I tried ALA but I got such heartburn from it. Is that strange?

I still get very numb fingers and toes in even cool temperatures, 3 1/2 years after diagnosis. I think it’s pretty common with GBS’ers. Our poor nerves have been through a lot. I’ve no idea though, whether it’s a sign of nerve damage or nerve regeneration. I’m hoping for the latter. 🙂

Hi, Daurkin, welcome.

Most of us here had either IVIG, or plasmapheresis. Doesn’t cure GBS but stops its progression, reducing the potential damage. At least, that’s what I’ve been told.

All your residual symptoms sound typical, although after five years, I would have hoped they improved. Are you still engaging in physio?

The nerves need to be stimulated back into action, if possible. Right now, they can’t communicate with your muscles. I was told that in hospital but was also told that the damaged nerves would regrow rather than repair, so I’m not sure about that. The kinesiology/accupressure/chiro that I am currently getting (I’m 3 1/2 years) has not helped greatly yet but I think it will because my muscles are plenty sore after an appointment. To what degree, I can’t say, of course. I’ve only been going for the past month. If you have someone like that in your area, maybe look into it. Don’t expect an instant cure, though.

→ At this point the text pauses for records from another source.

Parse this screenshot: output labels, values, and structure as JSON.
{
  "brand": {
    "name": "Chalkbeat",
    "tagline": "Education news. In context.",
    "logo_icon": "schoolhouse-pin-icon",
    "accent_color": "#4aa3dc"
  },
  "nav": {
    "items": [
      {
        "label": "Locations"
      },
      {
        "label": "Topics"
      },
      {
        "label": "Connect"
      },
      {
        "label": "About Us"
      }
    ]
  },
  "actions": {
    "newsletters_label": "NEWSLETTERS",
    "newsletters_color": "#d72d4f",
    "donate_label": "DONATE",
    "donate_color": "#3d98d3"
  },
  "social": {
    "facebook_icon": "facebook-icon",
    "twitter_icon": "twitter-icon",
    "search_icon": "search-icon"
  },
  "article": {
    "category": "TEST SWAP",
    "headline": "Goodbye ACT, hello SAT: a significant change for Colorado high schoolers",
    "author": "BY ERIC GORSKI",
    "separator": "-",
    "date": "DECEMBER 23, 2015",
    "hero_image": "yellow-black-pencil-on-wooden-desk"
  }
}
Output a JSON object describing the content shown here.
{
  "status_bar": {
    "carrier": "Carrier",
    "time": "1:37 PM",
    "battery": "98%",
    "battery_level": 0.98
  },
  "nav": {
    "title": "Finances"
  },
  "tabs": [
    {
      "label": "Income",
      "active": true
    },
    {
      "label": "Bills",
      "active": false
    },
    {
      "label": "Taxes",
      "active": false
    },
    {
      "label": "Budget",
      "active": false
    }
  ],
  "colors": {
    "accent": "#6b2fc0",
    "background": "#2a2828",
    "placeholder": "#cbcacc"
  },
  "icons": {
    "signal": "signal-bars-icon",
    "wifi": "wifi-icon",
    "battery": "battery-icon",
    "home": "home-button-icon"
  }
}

I’ve also started taking 2,000 mgs of Vitamin C daily – 1,000 morning and night. It helps heal cells, etc., so figure I can’t wrong there.

I have tried a couple of other things, i.e. Lecithin and ALA that others in this forum have tried but they didn’t seem to help me. Might be worth it to see if they work for you, though. Take a look through the GBS adult threads, see if the info there is helpful.

Try not to get too discouraged.

Engaging in P/T and O/T is really, really important.

As JK said, do it on your own. I had initial physio and have been doing it on my own ever since. It has worked really well but plateaus can last for months. Also, improvement can be sooo slowly incremental that you don’t notice that you’ve progressed. Someone who doesn’t see you regularly may remark about how much better you seem and you hadn’t even noticed.

Sounds like you’re still pretty restricted but try to do as many normal things as normally as you can. That has helped me beyond measure. It’s also good for your morale, once you find things easier to do.

Re $$$…again, same as JK said. I’m in Canada, we have disability and I have a friend in Michigan who also got it stateside. Have you applied yet? You certainly sound eligible.

I also had the band. Mine was (and still is but much better now) around my ribs/diaphragm and made breathing difficult and coughing impossible. I called it my boa constrictor. 🙂

I think it’s pretty common. It does get better with time. I’m now 3 1/2 years past my GBS diagnosis and it is finally almost not noticeable at all.

My case was pretty severe, so you may improve much faster. I was also 57 when it hit me.

Welcome to the forum, by the way!

Sorry, GH – wasn’t trying to be a fear monger. Was curious why such young kids were suddenly having this problem.

Ahh, GBS…the gift that keeps on giving. 🙂 Wish it could be returned or exchanged.